Cassia awoke with a start.
She stared uncomprehendingly into a misty world that was slowly taking shape in gray and misted pinks. Dawn moved through the air in fog and color, damp and slippery sweet as her dreams had been.
Dreams of Máel.
Be sure.
Oh, she’d been very, very sure.
Madness.
She realized his body was not beside her. He was gone. A bolt of fear shot through her. She sat up fast. Layers of blankets spilled to her lap. She shoved a tangle of hair off her face and looked around. “Máel?”
“I am here.”
And this was the maddest thing of all: how excitement coursed through her at the sound of his voice. At the assurance he was, in fact, here.
He stood a few feet away, loading packs on his horse.
Their eyes met. She opened her mouth, then shut it again and held her breath. What was there to say? What did he think of her now? What did she think of her?
She thought she was a woman who’d found a man who knew how to have an adventure.
But adventures, however thrilling they might be, were passing things. One could not live a life filled with them: it was not realistic. It was certainly not proper.
It was absolutely not possible.
But notwithstanding all the certainty and sureness, she watched Máel with bated breath, waiting. Hoping…
She did not even know what she was hoping for. But neither had she known last night, and Máel had shown her precisely what she aspired to.
So she waited now, hoping for something she did not understand.
He met her eye and tipped his head to the side with half-closed eyes. Then he blew out a breath and shook his head slowly.
She straightened. He was going to tell her something. Something about what had happened last night. Something about what it had not meant to him.
For a few beats of her heart, he said nothing.

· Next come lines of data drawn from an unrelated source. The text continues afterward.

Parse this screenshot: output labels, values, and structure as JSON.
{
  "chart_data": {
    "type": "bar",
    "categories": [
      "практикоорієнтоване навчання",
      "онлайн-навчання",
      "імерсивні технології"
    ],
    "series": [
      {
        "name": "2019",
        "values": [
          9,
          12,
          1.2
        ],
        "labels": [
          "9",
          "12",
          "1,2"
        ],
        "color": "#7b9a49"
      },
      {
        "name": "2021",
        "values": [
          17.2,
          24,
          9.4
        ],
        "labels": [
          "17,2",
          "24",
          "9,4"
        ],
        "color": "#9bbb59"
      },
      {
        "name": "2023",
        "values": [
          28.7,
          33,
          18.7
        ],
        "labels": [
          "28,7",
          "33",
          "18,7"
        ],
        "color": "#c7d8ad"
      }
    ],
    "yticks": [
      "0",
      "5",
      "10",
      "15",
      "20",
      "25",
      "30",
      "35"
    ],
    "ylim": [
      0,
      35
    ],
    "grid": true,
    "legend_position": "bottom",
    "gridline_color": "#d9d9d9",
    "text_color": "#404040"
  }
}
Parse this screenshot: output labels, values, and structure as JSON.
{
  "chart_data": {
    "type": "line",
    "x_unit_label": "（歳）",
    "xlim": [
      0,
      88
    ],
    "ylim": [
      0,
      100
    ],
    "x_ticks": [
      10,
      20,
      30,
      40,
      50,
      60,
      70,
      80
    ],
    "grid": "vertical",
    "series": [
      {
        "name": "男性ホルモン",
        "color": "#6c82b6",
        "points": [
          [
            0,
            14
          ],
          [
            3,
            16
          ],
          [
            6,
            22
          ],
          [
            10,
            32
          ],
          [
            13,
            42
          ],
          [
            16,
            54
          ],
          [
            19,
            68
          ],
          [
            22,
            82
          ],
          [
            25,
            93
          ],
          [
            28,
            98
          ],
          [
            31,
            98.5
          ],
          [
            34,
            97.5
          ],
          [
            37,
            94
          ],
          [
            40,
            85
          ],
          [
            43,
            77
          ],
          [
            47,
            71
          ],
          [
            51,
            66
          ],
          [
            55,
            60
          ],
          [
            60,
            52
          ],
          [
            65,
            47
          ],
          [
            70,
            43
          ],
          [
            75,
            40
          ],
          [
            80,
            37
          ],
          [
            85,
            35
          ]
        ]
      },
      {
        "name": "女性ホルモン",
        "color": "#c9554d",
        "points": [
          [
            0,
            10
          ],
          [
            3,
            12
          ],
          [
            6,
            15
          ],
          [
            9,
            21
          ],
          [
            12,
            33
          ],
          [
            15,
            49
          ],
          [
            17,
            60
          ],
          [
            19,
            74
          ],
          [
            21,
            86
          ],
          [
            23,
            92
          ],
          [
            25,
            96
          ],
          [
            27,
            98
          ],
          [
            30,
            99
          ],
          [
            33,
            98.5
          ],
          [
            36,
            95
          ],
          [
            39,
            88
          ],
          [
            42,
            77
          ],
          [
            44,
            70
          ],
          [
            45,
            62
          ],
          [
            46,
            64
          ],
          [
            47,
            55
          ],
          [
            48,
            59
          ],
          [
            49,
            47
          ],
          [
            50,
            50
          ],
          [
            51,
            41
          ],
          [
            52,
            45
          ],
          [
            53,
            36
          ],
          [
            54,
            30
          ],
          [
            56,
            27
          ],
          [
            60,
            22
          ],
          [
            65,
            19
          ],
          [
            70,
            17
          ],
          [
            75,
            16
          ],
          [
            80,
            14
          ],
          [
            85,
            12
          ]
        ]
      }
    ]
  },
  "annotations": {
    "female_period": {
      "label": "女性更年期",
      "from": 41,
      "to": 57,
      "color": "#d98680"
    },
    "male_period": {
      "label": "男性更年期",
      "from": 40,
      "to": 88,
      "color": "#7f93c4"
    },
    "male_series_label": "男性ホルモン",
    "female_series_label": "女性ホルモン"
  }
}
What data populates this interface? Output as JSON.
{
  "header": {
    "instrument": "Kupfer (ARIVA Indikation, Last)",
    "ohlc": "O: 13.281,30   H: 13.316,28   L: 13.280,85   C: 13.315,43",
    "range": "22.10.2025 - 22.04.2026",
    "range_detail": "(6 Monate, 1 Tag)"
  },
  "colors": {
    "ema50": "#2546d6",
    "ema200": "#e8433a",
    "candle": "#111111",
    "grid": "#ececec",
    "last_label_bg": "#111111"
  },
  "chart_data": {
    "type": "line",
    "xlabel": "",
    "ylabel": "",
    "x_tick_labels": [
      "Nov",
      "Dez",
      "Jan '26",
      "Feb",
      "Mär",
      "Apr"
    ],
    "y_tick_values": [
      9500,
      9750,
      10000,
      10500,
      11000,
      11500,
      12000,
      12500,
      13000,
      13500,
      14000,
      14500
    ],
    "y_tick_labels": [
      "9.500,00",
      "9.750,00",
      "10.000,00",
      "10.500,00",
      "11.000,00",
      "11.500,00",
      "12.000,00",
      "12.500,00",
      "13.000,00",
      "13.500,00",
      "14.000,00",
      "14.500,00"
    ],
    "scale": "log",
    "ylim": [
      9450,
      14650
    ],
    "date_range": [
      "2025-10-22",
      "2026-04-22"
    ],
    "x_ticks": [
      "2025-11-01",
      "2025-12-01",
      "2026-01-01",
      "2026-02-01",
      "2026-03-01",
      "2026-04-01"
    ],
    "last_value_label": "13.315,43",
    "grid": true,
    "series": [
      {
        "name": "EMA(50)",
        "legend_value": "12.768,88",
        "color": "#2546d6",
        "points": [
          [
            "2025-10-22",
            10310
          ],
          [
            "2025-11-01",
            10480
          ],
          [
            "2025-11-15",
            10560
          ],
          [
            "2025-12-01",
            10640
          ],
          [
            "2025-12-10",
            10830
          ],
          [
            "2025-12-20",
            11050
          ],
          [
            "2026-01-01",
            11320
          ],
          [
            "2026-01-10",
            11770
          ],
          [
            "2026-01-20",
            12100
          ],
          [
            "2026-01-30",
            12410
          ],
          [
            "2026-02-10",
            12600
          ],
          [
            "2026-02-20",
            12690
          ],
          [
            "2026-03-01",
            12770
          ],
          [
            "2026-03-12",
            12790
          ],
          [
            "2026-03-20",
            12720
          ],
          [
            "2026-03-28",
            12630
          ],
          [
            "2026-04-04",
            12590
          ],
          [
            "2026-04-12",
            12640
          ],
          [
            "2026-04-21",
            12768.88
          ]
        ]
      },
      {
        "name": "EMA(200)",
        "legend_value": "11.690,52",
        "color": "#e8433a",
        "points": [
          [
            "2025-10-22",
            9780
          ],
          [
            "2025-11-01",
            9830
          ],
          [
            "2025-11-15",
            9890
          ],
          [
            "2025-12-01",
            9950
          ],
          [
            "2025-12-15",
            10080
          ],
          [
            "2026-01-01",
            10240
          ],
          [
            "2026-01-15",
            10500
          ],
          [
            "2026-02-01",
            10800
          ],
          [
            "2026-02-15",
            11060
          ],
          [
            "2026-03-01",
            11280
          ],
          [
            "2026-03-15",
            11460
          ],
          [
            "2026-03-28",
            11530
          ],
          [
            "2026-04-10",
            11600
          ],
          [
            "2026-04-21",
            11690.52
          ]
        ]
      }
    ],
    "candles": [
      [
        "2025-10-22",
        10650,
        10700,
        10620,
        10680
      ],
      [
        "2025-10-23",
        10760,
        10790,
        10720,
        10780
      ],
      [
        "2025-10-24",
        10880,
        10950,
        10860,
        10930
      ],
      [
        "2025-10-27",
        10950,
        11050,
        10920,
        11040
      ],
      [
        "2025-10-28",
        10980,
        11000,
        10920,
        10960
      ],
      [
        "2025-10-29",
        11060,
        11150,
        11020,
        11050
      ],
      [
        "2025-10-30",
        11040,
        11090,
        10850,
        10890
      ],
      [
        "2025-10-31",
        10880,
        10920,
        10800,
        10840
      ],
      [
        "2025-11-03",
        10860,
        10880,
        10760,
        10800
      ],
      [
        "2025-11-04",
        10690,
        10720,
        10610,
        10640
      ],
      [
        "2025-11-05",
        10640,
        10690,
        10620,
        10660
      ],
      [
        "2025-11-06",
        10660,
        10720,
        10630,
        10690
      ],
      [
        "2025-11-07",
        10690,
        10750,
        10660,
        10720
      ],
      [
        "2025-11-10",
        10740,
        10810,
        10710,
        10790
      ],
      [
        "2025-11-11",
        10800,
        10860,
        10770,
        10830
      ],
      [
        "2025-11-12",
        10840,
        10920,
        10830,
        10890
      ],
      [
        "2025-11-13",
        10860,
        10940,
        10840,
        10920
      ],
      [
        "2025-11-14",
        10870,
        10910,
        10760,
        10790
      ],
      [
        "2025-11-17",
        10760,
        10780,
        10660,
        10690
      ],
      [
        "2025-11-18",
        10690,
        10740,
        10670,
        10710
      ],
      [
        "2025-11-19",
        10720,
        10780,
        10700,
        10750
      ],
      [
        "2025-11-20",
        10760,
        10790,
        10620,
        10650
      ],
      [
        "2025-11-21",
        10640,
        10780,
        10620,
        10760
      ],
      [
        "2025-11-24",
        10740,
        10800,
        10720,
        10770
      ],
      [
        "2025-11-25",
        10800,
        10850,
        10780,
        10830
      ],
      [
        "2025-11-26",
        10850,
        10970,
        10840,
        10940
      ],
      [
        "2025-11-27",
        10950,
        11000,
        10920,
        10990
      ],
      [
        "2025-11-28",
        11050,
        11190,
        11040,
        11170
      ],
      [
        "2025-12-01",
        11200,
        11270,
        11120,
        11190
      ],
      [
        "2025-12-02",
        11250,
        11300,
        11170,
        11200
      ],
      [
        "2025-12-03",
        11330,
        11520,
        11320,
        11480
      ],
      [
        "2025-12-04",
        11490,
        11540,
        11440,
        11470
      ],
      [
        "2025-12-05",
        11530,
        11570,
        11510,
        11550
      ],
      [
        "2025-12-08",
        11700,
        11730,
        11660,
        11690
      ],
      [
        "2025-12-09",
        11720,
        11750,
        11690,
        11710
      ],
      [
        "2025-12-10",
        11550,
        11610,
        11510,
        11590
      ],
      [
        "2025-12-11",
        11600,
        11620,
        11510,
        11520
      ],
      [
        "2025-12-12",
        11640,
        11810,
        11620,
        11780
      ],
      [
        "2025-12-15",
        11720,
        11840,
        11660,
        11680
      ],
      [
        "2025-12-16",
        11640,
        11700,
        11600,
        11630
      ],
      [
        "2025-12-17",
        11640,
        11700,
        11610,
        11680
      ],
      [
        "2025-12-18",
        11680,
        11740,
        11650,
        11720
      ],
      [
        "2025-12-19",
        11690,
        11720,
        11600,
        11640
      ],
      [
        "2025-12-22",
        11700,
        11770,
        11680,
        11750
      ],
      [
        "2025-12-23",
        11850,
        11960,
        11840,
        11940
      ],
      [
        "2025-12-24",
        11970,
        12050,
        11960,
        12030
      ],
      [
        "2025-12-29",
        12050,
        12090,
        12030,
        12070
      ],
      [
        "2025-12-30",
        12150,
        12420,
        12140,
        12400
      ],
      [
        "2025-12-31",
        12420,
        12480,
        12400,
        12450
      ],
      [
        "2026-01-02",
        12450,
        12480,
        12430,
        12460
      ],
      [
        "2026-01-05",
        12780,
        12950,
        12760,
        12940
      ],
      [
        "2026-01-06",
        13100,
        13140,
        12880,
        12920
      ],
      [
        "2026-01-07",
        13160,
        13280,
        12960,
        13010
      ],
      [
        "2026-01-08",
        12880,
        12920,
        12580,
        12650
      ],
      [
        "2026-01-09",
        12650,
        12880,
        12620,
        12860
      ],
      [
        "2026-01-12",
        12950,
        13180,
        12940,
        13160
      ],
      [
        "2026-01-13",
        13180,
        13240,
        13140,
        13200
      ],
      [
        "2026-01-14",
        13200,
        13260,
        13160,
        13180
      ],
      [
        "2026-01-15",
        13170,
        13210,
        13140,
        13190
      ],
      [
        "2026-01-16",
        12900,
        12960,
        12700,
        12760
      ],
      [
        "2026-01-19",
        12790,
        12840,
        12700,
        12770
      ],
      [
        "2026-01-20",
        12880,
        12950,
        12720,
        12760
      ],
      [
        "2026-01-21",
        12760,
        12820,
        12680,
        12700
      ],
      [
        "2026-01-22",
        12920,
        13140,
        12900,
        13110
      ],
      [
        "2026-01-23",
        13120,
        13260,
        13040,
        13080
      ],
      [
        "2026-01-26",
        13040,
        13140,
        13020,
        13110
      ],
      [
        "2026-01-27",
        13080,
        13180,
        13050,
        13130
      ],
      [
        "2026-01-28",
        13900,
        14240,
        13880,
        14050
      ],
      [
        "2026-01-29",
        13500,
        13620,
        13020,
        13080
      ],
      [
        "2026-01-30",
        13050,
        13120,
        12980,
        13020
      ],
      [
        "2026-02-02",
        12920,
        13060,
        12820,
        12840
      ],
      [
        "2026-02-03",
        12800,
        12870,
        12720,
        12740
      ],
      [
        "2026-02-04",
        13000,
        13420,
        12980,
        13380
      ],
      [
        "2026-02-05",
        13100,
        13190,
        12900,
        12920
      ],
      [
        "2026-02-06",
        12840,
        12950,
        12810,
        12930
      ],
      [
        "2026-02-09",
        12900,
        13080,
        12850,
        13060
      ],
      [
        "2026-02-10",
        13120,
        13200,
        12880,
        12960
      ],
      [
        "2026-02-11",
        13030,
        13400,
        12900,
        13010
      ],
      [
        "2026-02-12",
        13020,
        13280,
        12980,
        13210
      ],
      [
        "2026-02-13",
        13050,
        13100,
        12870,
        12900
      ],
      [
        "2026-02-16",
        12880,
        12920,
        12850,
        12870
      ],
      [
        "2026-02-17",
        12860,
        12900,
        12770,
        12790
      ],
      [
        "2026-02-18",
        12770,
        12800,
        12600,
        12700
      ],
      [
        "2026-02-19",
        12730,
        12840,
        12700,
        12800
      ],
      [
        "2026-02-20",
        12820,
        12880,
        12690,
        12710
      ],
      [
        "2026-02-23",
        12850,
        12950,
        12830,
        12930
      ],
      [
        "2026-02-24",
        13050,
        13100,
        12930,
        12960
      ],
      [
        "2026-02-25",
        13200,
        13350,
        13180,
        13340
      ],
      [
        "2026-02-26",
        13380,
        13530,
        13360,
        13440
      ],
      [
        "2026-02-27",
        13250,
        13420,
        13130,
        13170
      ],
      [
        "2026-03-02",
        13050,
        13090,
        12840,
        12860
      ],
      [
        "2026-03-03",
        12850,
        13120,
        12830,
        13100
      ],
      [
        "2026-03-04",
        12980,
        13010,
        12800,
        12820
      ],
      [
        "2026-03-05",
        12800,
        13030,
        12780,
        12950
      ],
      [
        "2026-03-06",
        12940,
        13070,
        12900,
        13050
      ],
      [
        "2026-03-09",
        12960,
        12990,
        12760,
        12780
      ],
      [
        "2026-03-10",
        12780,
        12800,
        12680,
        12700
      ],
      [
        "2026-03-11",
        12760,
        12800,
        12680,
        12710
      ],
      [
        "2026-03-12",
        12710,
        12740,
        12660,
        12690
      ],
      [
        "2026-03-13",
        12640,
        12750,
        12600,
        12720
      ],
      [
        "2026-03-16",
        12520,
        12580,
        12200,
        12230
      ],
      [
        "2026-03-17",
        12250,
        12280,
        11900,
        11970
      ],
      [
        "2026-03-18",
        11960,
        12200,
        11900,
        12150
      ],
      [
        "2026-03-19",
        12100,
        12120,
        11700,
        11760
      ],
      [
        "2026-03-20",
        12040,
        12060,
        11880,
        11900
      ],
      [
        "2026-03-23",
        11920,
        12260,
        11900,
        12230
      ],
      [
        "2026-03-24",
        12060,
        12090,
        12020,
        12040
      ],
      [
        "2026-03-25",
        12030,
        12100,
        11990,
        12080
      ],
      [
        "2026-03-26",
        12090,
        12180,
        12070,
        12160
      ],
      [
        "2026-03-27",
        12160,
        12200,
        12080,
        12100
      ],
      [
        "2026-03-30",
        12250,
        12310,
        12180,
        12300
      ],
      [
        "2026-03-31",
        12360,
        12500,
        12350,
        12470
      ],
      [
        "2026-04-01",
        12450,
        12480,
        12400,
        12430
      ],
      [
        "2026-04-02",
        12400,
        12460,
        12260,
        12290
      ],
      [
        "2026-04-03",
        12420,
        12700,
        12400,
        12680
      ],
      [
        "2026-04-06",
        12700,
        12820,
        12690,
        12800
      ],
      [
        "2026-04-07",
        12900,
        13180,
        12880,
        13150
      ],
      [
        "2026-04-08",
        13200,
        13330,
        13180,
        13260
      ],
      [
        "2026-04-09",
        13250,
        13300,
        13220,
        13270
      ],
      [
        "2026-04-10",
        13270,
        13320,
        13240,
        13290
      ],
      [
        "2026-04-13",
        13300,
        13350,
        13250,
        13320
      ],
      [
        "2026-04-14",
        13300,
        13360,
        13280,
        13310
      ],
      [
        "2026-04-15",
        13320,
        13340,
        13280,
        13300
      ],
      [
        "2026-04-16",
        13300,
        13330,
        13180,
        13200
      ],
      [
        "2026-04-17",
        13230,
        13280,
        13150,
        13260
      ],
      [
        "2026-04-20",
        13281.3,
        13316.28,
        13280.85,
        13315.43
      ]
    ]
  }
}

But she knew what he was not saying.
That last night didn’t matter. That nothing mattered. That there was no hope for anything like what they’d experienced. That all was lost and defiled, even last night, and she felt quite furious, imagining all the things he was not going to say.
“Lass—”
“I was sure.”
He stopped. Her words were hard. Strong and direct. She’d never spoken in such a way before. So blunt. So forthright.
It felt quite wonderful.
Even if she was still furious at all the things he’d been not going to say.
She rose from the blankets, keeping one unevenly around her shoulders. His gaze dragged down her body with a focused male look of desire.